Homology, the examination of similarity due to shared common ancestry, encompasses a fascinating class of phenomena in mammals, plants, insects, ciliates, nematodes, fungi, and bacteria. Homology effects concern processes that recognize homology at the level of DNA and/or RNA, as well as at the level of protein. Their collective history begins at the turn of the century and includes some of the most puzzling and extraordinary observations in biology. The volume covers phenomena that have often been considered unusual, exceptional to the rule, and "out of the ordinary" and, therefore, not for general study. However, it is now becoming clear that taken together, these phenomena represent a class of regulatory mechanisms that are widespread, as well as exceptionally powerful.
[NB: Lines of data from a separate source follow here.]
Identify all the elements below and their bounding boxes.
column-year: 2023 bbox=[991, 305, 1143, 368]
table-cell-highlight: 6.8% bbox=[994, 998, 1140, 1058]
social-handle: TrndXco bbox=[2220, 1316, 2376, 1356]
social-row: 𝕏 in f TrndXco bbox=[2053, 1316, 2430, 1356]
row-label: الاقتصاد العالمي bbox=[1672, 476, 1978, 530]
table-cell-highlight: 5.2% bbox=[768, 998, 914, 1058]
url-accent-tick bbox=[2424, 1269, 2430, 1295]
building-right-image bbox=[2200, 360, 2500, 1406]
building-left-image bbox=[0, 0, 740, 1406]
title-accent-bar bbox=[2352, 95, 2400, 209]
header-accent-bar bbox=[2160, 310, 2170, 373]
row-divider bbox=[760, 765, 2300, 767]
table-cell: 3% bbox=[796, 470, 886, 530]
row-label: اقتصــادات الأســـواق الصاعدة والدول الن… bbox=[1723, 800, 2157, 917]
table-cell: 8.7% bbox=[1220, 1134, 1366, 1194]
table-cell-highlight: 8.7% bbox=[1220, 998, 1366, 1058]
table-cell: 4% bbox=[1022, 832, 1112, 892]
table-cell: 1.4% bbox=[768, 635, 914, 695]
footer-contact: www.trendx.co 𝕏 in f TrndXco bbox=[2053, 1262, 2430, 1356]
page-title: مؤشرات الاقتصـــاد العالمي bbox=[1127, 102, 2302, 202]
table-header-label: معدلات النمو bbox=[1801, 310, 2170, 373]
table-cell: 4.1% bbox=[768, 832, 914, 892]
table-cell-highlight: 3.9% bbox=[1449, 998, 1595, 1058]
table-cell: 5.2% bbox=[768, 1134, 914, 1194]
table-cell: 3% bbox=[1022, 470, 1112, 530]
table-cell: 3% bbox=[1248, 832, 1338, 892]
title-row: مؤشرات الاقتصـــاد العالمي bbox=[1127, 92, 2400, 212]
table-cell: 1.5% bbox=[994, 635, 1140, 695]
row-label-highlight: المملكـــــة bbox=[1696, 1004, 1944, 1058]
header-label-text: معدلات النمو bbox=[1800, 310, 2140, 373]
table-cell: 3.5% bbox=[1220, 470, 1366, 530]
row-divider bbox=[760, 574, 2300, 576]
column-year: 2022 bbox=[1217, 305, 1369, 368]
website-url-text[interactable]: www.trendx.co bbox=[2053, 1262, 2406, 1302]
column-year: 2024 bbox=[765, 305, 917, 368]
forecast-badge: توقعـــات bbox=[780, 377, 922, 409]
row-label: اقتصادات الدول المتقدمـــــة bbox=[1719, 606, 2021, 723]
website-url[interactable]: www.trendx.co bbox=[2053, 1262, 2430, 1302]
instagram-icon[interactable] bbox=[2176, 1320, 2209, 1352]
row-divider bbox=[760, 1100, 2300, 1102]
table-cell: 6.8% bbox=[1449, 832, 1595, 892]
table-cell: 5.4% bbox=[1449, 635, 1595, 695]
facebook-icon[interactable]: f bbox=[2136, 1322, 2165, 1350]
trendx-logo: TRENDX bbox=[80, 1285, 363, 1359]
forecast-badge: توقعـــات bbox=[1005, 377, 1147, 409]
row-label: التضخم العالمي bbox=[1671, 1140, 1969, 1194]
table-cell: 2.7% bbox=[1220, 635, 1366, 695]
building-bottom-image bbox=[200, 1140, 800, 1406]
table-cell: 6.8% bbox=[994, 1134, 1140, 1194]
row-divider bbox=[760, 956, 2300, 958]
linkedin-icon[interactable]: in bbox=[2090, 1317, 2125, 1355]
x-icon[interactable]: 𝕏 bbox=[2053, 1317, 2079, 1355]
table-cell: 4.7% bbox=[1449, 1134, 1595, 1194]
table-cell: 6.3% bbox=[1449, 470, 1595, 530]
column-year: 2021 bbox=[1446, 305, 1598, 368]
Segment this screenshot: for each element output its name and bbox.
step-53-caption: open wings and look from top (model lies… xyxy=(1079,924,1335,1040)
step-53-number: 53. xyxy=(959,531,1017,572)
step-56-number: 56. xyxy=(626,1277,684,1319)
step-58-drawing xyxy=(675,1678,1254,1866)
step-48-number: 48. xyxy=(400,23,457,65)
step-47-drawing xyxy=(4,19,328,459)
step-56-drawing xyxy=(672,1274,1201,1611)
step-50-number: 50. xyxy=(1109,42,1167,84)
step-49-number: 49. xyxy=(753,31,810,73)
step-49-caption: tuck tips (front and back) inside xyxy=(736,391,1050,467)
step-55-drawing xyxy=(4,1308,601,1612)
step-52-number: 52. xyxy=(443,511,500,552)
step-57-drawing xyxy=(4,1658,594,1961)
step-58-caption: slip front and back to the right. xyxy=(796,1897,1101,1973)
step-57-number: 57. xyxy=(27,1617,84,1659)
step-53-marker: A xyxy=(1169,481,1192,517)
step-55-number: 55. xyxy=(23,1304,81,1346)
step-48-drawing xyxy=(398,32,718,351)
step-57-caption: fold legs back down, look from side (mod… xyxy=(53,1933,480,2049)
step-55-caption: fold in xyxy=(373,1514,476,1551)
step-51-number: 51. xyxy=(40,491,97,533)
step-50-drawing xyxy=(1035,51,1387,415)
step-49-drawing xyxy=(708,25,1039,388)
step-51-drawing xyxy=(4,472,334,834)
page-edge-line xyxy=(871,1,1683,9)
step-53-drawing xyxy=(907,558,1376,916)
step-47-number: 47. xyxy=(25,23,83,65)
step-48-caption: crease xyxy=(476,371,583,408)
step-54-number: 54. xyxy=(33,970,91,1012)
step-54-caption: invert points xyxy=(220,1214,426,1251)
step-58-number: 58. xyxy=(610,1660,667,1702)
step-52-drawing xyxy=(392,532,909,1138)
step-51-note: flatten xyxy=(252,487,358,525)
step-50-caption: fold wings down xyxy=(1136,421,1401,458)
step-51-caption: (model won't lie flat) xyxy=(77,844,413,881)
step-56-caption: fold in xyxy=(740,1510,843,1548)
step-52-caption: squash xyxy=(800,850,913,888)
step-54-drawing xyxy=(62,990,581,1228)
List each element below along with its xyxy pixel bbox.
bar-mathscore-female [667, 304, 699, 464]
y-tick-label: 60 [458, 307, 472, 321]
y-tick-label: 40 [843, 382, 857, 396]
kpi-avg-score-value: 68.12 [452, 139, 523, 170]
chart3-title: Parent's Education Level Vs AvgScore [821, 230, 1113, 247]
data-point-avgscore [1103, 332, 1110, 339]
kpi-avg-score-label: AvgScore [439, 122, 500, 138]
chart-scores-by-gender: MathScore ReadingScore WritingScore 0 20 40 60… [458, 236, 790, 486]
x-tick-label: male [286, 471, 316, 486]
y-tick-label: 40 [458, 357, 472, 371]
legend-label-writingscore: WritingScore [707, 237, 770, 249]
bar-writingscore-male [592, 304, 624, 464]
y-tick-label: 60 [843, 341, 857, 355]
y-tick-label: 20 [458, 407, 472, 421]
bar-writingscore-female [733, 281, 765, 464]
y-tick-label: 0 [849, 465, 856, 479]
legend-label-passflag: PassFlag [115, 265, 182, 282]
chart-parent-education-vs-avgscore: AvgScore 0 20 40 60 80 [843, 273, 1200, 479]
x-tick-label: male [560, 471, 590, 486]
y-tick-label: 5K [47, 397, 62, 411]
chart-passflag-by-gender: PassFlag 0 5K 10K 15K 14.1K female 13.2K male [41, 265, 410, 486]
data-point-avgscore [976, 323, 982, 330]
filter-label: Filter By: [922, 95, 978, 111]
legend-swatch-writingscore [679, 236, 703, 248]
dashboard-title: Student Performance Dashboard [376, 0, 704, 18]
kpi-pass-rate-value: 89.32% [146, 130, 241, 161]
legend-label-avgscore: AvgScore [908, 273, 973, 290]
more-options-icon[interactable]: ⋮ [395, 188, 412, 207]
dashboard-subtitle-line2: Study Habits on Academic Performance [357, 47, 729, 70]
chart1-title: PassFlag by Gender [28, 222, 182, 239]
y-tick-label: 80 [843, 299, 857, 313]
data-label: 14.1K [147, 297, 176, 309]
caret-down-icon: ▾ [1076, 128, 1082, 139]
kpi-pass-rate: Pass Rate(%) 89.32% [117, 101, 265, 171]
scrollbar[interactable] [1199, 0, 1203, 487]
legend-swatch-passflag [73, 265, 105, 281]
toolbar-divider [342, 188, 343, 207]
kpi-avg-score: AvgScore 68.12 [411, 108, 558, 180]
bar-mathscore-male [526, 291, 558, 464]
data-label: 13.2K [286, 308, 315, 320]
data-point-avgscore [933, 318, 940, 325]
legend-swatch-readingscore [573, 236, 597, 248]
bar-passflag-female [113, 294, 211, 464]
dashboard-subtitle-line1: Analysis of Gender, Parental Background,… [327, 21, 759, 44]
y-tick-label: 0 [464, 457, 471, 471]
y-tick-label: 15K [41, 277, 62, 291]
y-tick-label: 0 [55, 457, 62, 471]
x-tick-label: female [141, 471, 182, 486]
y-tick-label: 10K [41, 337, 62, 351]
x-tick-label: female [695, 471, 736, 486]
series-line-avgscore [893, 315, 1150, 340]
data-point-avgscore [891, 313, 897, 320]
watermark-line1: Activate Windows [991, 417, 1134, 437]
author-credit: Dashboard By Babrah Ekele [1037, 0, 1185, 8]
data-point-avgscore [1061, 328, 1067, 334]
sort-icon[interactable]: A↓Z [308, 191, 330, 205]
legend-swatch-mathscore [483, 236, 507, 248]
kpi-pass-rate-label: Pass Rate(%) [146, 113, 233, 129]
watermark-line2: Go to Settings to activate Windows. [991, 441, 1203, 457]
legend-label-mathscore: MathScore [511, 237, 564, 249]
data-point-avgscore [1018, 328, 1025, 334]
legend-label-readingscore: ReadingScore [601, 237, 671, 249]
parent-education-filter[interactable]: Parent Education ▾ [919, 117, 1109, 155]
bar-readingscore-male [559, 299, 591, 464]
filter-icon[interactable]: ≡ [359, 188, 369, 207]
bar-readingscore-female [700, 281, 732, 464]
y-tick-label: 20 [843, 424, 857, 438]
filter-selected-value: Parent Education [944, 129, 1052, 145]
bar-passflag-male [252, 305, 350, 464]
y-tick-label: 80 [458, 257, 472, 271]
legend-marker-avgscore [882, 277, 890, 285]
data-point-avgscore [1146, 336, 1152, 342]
Homology Effects offers contributions from an international panel of researchers whose aim has been both to introduce newcomers to the field of homology effects, and to bring colleagues up to date. Topic coverage includes dosage compensation, X-inactivation, imprinting, paramutation, homology-dependent gene silencing, transvection, pairing-sensitive silencing, nuclear organization of chromosomes, DNA repair, quelling, RIP, RNAi and antisense biology, homology effects in ciliates, prion biology, and a discourse on the evolution of gene duplications.
Advances in Genetics presents an eclectic mix of articles of use to all human and molecular geneticists. They are written and edited by recognized leaders in the field and make this an essential series of books for anyone in the genetics field.
Geneticists (both basic and clinical), evolutionary biologists, molecular biologists, cell biologists, developmental biologists, and biochemists.